Greens to push for Ainu say in Shiretoko future


Staff writer

KYOTO -- Green Party politicians, activists, and human rights and environmental groups agreed Saturday to pressure Asian governments and the United Nations to ensure that Japan works closer with Hokkaido's Ainu community, particularly in the Shiretoko Peninsula region.

At the second day of the Asia Pacific Greens Kyoto, representatives from indigenous groups in Australia, Fiji and Japan's Ainu community called for increased participation of Ainu in the management and preservation of the Shiretoko Peninsula in northeastern Hokkaido.

The Japanese government is seeking World Heritage Status from UNESCO for the area.

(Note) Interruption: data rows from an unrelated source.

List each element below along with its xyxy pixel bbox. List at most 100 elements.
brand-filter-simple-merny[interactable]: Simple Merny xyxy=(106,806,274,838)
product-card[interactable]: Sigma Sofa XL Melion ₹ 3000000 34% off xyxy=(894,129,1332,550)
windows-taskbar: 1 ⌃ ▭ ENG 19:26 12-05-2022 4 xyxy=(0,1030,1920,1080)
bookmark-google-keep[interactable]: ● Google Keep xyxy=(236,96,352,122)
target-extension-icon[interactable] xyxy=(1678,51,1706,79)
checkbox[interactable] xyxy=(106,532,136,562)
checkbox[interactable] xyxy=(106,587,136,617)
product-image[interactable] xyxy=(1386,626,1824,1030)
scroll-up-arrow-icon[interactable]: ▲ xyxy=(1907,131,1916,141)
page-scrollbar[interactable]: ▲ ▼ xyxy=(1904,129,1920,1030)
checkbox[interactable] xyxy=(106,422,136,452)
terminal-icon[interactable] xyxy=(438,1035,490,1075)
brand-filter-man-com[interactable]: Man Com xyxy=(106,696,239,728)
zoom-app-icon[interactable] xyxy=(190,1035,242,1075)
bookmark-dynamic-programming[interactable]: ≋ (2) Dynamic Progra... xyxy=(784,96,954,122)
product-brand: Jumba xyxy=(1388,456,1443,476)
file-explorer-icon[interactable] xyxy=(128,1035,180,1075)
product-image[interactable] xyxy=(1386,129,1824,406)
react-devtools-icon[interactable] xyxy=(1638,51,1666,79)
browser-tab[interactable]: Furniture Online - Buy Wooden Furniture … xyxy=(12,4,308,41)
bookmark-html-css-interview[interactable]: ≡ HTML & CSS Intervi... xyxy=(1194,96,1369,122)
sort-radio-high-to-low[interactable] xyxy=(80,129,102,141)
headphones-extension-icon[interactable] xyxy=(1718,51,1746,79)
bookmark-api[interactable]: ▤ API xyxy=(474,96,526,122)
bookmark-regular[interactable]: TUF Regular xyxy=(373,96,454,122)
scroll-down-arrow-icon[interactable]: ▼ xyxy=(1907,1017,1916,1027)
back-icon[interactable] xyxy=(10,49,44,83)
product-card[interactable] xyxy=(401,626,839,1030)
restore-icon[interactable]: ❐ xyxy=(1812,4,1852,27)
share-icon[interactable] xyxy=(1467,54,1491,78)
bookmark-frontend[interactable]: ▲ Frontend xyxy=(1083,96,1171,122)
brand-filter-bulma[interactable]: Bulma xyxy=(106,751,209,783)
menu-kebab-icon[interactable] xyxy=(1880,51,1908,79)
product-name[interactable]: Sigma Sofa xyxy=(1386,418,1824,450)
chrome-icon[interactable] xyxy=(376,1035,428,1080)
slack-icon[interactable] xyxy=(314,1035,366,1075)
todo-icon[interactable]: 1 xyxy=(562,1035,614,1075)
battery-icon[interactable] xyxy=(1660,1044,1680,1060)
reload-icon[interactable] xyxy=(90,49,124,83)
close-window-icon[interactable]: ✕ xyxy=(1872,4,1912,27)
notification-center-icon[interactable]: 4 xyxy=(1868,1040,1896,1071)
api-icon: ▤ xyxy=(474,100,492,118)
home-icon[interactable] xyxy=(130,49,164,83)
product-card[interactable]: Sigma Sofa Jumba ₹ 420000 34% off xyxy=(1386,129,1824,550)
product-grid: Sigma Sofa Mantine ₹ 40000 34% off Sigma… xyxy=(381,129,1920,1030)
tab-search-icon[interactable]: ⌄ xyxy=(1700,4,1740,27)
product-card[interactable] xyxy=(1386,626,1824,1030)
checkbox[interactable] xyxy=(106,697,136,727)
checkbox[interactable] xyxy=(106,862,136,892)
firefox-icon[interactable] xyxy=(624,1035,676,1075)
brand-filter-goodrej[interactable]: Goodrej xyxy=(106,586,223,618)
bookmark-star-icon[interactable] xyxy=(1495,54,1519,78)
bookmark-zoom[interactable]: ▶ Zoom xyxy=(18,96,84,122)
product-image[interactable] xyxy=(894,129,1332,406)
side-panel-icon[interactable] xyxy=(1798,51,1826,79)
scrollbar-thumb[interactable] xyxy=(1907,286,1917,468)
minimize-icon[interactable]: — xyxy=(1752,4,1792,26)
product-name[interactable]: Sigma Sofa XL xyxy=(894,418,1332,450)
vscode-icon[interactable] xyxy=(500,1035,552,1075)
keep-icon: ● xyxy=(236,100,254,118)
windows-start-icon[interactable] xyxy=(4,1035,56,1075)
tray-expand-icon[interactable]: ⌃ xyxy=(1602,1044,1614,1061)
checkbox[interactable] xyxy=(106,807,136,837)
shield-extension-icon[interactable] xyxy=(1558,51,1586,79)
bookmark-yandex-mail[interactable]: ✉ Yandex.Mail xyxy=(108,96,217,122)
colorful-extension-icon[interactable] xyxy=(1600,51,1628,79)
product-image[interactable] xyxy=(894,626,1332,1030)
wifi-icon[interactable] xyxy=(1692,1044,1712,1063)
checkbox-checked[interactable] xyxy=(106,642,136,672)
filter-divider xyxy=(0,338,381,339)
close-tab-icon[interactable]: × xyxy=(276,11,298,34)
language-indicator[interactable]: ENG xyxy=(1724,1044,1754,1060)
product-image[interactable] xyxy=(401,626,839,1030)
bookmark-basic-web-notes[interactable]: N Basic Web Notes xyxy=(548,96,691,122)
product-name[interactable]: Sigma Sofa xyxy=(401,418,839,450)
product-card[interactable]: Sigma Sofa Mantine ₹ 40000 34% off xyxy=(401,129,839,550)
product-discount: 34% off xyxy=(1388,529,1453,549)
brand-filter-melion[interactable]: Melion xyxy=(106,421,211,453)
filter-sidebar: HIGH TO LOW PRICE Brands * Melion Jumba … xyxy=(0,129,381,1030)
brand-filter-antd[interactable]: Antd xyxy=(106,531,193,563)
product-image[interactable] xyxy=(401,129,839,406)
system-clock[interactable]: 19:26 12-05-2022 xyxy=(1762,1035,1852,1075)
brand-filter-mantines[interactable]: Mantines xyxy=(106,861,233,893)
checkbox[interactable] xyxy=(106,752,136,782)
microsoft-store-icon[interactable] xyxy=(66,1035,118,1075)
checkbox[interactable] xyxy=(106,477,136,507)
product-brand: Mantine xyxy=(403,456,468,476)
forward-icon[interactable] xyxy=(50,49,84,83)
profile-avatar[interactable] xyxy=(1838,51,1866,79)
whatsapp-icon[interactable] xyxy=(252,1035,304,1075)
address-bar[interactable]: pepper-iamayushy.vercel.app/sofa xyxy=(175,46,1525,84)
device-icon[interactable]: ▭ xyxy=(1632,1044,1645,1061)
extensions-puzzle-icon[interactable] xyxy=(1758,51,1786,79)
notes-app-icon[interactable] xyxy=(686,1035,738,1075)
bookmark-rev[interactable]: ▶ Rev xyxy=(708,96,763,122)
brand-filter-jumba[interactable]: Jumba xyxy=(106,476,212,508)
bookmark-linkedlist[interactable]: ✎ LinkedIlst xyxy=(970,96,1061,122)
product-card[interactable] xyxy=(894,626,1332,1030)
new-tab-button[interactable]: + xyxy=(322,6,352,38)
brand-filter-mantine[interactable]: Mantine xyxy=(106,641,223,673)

"The government talks about the need for 'nature guides' in Shiretoko. But what is really needed are 'nature guards,' " said Yuki Koji, an Ainu representative from the Utari Foundation, a nongovernmental organization that promotes Ainu culture. "Too often, in environmental planning, the needs of human beings come first and the needs of nature are second. It should be the other way around."

Koji said the Shiretoko bid was planned and carried out with virtually no active participation of Hokkaido's Ainu communities. He expressed hope that if it becomes a World Heritage site, Ainu would serve not only as guides but also as cultural ambassadors.

Following his presentation, participants agreed to seek, through Green Party politicians and NGOs in the Asia Pacific region, international pressure on Japan to recognize the rights of the Ainu in Shiretoko and to include Ainu communities in the maintenance and preservation of Shiretoko.

"The Ainu are a part of the land, and we at this conference have an obligation to ensure that they are included in the Shiretoko bid process," said Monica Morgan, an aboriginal representative from the Yorta Yorta people in southeastern Australia.